Rekdal stated: “The molecule turns off this unwanted bacterial metabolism without killing the bacteria; it’s just targeting a non-essential enzyme.”
The discovery of AFMT may serve as a starting point for the development of novel therapeutic targets for improving the efficacy of L-DOPA therapy in Parkinson’s disease patients.

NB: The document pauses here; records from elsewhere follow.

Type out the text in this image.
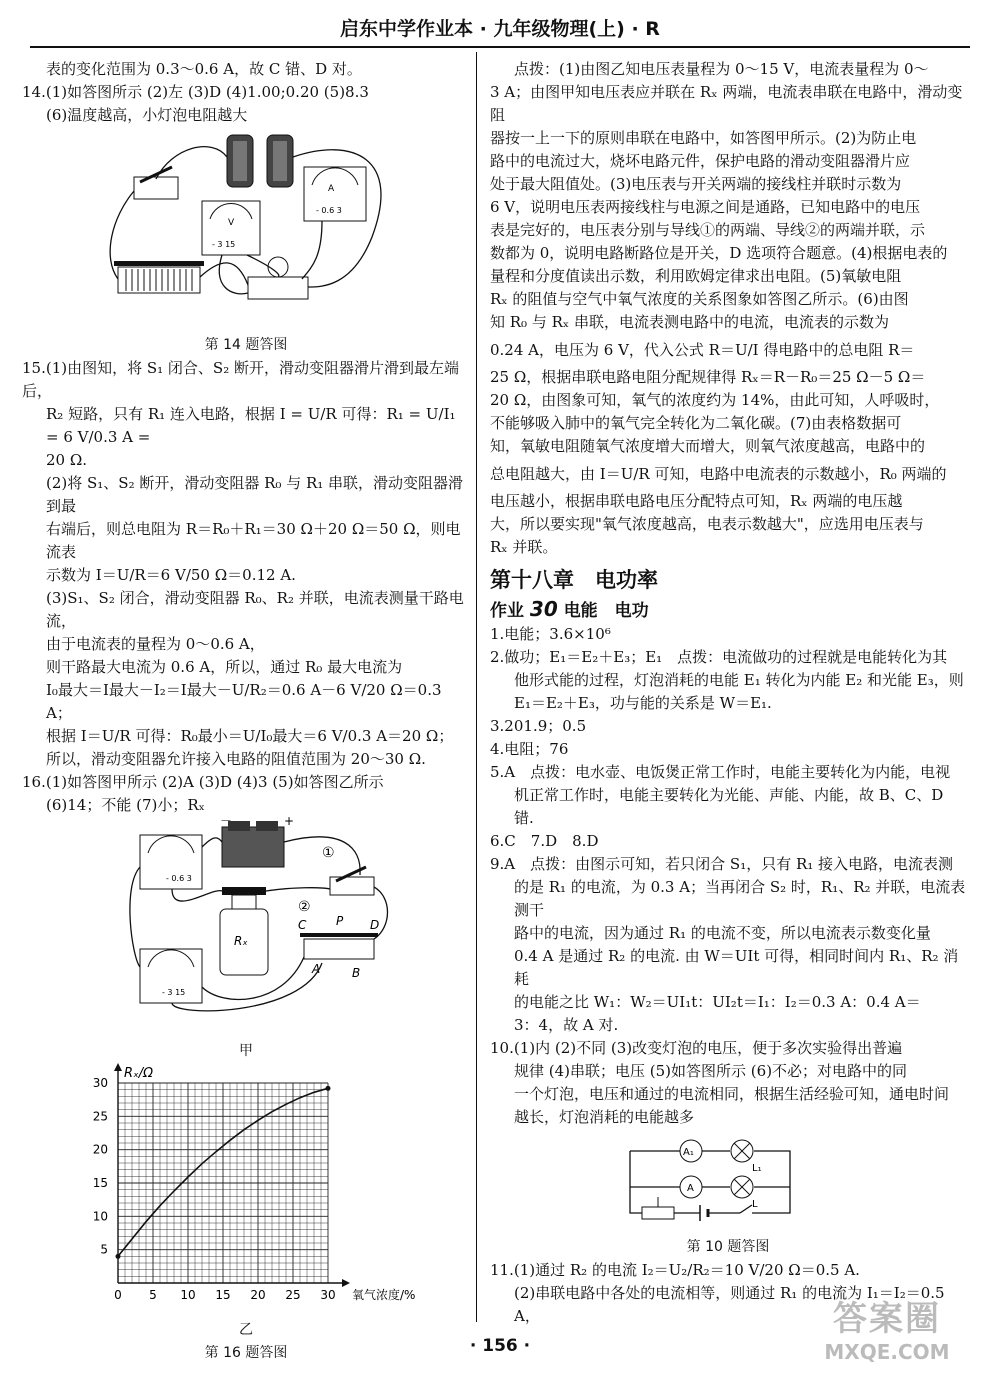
启东中学作业本 · 九年级物理(上) · R

表的变化范围为 0.3～0.6 A，故 C 错、D 对。

14.(1)如答图所示 (2)左 (3)D (4)1.00;0.20 (5)8.3

(6)温度越高，小灯泡电阻越大

V
- 3 15
A
- 0.6 3

第 14 题答图

15.(1)由图知，将 S₁ 闭合、S₂ 断开，滑动变阻器滑片滑到最左端后，

R₂ 短路，只有 R₁ 连入电路，根据 I = U/R 可得：R₁ = U/I₁ = 6 V/0.3 A =

20 Ω.

(2)将 S₁、S₂ 断开，滑动变阻器 R₀ 与 R₁ 串联，滑动变阻器滑到最

右端后，则总电阻为 R＝R₀＋R₁＝30 Ω＋20 Ω＝50 Ω，则电流表

示数为 I＝U/R＝6 V/50 Ω＝0.12 A.

(3)S₁、S₂ 闭合，滑动变阻器 R₀、R₂ 并联，电流表测量干路电流，

由于电流表的量程为 0～0.6 A，

则干路最大电流为 0.6 A，所以，通过 R₀ 最大电流为

I₀最大＝I最大－I₂＝I最大－U/R₂＝0.6 A－6 V/20 Ω＝0.3 A；

根据 I＝U/R 可得：R₀最小＝U/I₀最大＝6 V/0.3 A＝20 Ω；

所以，滑动变阻器允许接入电路的阻值范围为 20～30 Ω.

16.(1)如答图甲所示 (2)A (3)D (4)3 (5)如答图乙所示

(6)14；不能 (7)小；Rₓ

－	+
- 0.6 3
①
②
Rₓ
C P D
A	B
- 3 15

甲

0 5 10 15 20 25 30
5
10
15
20
25
30
Rₓ/Ω
氧气浓度/%

乙

第 16 题答图

点拨：(1)由图乙知电压表量程为 0～15 V，电流表量程为 0～

3 A；由图甲知电压表应并联在 Rₓ 两端，电流表串联在电路中，滑动变阻

器按一上一下的原则串联在电路中，如答图甲所示。(2)为防止电

路中的电流过大，烧坏电路元件，保护电路的滑动变阻器滑片应

处于最大阻值处。(3)电压表与开关两端的接线柱并联时示数为

6 V，说明电压表两接线柱与电源之间是通路，已知电路中的电压

表是完好的，电压表分别与导线①的两端、导线②的两端并联，示

数都为 0，说明电路断路位是开关，D 选项符合题意。(4)根据电表的

量程和分度值读出示数，利用欧姆定律求出电阻。(5)氧敏电阻

Rₓ 的阻值与空气中氧气浓度的关系图象如答图乙所示。(6)由图

知 R₀ 与 Rₓ 串联，电流表测电路中的电流，电流表的示数为

0.24 A，电压为 6 V，代入公式 R＝U/I 得电路中的总电阻 R＝

25 Ω，根据串联电路电阻分配规律得 Rₓ＝R－R₀＝25 Ω－5 Ω＝

20 Ω，由图象可知，氧气的浓度约为 14%，由此可知，人呼吸时，

不能够吸入肺中的氧气完全转化为二氧化碳。(7)由表格数据可

知，氧敏电阻随氧气浓度增大而增大，则氧气浓度越高，电路中的

总电阻越大，由 I＝U/R 可知，电路中电流表的示数越小，R₀ 两端的

电压越小，根据串联电路电压分配特点可知，Rₓ 两端的电压越

大，所以要实现"氧气浓度越高，电表示数越大"，应选用电压表与

Rₓ 并联。

第十八章　电功率
作业 30 电能　电功

1.电能；3.6×10⁶

2.做功；E₁＝E₂＋E₃；E₁　点拨：电流做功的过程就是电能转化为其

他形式能的过程，灯泡消耗的电能 E₁ 转化为内能 E₂ 和光能 E₃，则

E₁＝E₂＋E₃，功与能的关系是 W＝E₁.

3.201.9；0.5

4.电阻；76

5.A　点拨：电水壶、电饭煲正常工作时，电能主要转化为内能，电视

机正常工作时，电能主要转化为光能、声能、内能，故 B、C、D 错.

6.C　7.D　8.D

9.A　点拨：由图示可知，若只闭合 S₁，只有 R₁ 接入电路，电流表测

的是 R₁ 的电流，为 0.3 A；当再闭合 S₂ 时，R₁、R₂ 并联，电流表测干

路中的电流，因为通过 R₁ 的电流不变，所以电流表示数变化量

0.4 A 是通过 R₂ 的电流. 由 W＝UIt 可得，相同时间内 R₁、R₂ 消耗

的电能之比 W₁：W₂＝UI₁t：UI₂t＝I₁：I₂＝0.3 A：0.4 A＝

3：4，故 A 对.

10.(1)内 (2)不同 (3)改变灯泡的电压，便于多次实验得出普遍

规律 (4)串联；电压 (5)如答图所示 (6)不必；对电路中的同

一个灯泡，电压和通过的电流相同，根据生活经验可知，通电时间

越长，灯泡消耗的电能越多

A₁
L₁
A
L

第 10 题答图

11.(1)通过 R₂ 的电流 I₂＝U₂/R₂＝10 V/20 Ω＝0.5 A.

(2)串联电路中各处的电流相等，则通过 R₁ 的电流为 I₁＝I₂＝0.5 A，

· 156 ·
答案圈
MXQE.COM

Researchers went on to identify a second species of gut-resident bacteria – Eggerthella lenta – that can metabolize dopamine, yielding meta-tyramine in the process. This was achieved by supplying dopamine to microbes from fecal samples and observing which species prospered.
Meta-tyramine may be responsible for some of the extra-brain, adverse effects that occur with L-DOPA therapy.
Emily Balskus (Harvard University) commented that: “All of this suggests that gut microbes may contribute to the dramatic variability that is observed in side effects and efficacy between different patients taking L-DOPA.”
These effects of the microbiome are likely not limited to L-DOPA and Parkinson’s disease and further research is required to investigate the more wide-ranging effects of gut bacteria on drug activities.